Review from New Art Examiner, May 1999

Michelle Grabner

With the advent of e-mail, social archivists are lamenting the decline of an important artifact: the hand-written letter. The study of human behavior, cultural values, and semantic developments has long depended on written correspondance as fodder for social research and analysis. As technology continues to advance the invisibility of communication, archivists must continue to shift their sites to new forms of evidence, refashioning methods of annotation. But Paul Druecke's collection of evidence suggests that innovation may take a long time to catch on.

The Milwaukee artist put out a public call for vernacular photographs just over a year ago. Currently his collection contains over 500 images, titled and untitled, old and new, from anonymous contributors to friends, family, and Milwaukee's art elite. Birthday parties for Grandma, kid's soccer games, first communion and bar mitzvahs, Christmas morning, funny hats, pets, fishing, barbecues, and bar scenes overwhelm Druecke's archive with uncanny familiarity.

So effective and simplistic is this sociological exercise in narrowing down our collective life experiences that our whole American fixation with the mythology of the individual is leveled flat. No unique moments, inventive acts,or creative gestures are bestowed for the camera. Only the predictable shades of grins inhabit these eternal stand-ins for memory.
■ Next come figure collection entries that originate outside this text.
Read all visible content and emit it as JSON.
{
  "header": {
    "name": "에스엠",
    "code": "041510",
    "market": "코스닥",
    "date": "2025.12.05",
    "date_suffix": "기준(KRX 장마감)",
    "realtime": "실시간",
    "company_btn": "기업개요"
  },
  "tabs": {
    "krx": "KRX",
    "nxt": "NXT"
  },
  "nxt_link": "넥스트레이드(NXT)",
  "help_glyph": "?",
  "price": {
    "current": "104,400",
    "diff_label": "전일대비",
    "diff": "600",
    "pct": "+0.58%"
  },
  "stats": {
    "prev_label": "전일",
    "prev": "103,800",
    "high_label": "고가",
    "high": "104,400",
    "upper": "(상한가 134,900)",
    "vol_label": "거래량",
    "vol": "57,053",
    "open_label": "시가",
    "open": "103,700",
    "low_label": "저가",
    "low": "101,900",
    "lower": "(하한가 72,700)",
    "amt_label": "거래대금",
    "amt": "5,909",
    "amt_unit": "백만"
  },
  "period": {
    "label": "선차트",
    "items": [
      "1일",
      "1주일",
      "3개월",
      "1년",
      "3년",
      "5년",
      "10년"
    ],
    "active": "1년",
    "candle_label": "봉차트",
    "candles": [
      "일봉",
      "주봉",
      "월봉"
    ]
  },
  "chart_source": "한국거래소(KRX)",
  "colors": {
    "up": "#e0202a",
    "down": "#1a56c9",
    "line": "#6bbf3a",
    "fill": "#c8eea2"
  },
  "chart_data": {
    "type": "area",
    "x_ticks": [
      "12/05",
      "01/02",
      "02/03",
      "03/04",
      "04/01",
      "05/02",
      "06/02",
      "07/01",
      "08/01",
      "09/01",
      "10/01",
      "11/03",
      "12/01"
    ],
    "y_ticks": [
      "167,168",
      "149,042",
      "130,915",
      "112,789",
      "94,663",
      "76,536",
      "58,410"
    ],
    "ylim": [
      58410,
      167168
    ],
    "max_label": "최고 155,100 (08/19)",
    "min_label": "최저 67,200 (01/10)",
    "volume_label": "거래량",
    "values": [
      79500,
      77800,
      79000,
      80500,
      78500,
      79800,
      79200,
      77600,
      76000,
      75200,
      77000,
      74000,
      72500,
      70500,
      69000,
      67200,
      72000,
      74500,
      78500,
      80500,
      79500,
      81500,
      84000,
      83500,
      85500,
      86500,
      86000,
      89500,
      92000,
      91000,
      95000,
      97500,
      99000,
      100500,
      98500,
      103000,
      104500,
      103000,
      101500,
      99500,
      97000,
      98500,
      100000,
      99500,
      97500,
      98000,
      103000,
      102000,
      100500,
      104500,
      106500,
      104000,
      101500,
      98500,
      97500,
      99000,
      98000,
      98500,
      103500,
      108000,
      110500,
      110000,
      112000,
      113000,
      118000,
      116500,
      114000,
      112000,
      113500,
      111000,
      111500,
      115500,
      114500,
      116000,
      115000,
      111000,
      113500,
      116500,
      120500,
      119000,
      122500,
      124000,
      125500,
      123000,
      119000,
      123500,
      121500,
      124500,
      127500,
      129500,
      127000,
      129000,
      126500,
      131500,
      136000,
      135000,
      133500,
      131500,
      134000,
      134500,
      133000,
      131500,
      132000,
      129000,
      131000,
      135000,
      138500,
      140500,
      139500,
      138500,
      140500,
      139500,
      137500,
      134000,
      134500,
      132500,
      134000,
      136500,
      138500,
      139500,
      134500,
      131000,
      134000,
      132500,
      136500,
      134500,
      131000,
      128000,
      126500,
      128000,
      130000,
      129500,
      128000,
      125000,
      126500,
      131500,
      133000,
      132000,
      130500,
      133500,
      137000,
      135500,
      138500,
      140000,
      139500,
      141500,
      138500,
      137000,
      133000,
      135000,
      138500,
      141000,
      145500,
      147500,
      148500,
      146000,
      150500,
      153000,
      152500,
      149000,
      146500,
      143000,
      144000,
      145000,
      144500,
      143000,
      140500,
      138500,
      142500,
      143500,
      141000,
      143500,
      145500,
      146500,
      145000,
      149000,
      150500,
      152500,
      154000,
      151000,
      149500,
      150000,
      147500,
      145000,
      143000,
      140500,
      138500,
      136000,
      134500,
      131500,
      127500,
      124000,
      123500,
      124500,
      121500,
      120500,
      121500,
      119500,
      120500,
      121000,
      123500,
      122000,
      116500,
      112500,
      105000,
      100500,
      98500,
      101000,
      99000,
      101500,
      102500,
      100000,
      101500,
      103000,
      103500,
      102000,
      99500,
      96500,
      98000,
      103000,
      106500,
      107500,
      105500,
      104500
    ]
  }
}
Fashion and class mean nothing to Kodak or Polaroid. Those wide-lapel tuxedos, whether rented from Gingis Formal Wear or purchased on Madison Avenue, just can't dignify that inebriated best-man on the dance floor. Our human genres are homogenized even further by our limited photo-processing industry. With the exception of rounded corners, scalloped edges and square format prints of past decades, the standard three-by-five color print operates even more insidiously than Warhol's universal bottle of coke

Photographs number one through 343 are displayed in a continuous horizontal band that wrapped around the galleries of both spaces. The remaining 344 through 520 were presented in a photo album at the Milwaukee Institute of Art. When mounted on the walls the snapshots maintain a greater sense of focus and objectivity than they do in the album and thus their unnerving sameness is intensified. In addition to the presentation, Druecke used this opportunity to expand his archives by installing a donation box in the gallery, asking visitors to contribute one photo from their personal collection to the project.

As sociologists are forced to sample new technologies for study and prosperity, Druecke's undertaking reminds us that the color snapshot remains a fixture entrenched in America's vernacular lexicon. The ironic component to this archive is that only a sociologist could be intrigued by such boring, uninspired material. We pity the poor soul who will have to study the similarly dull stuff of a million e-mails.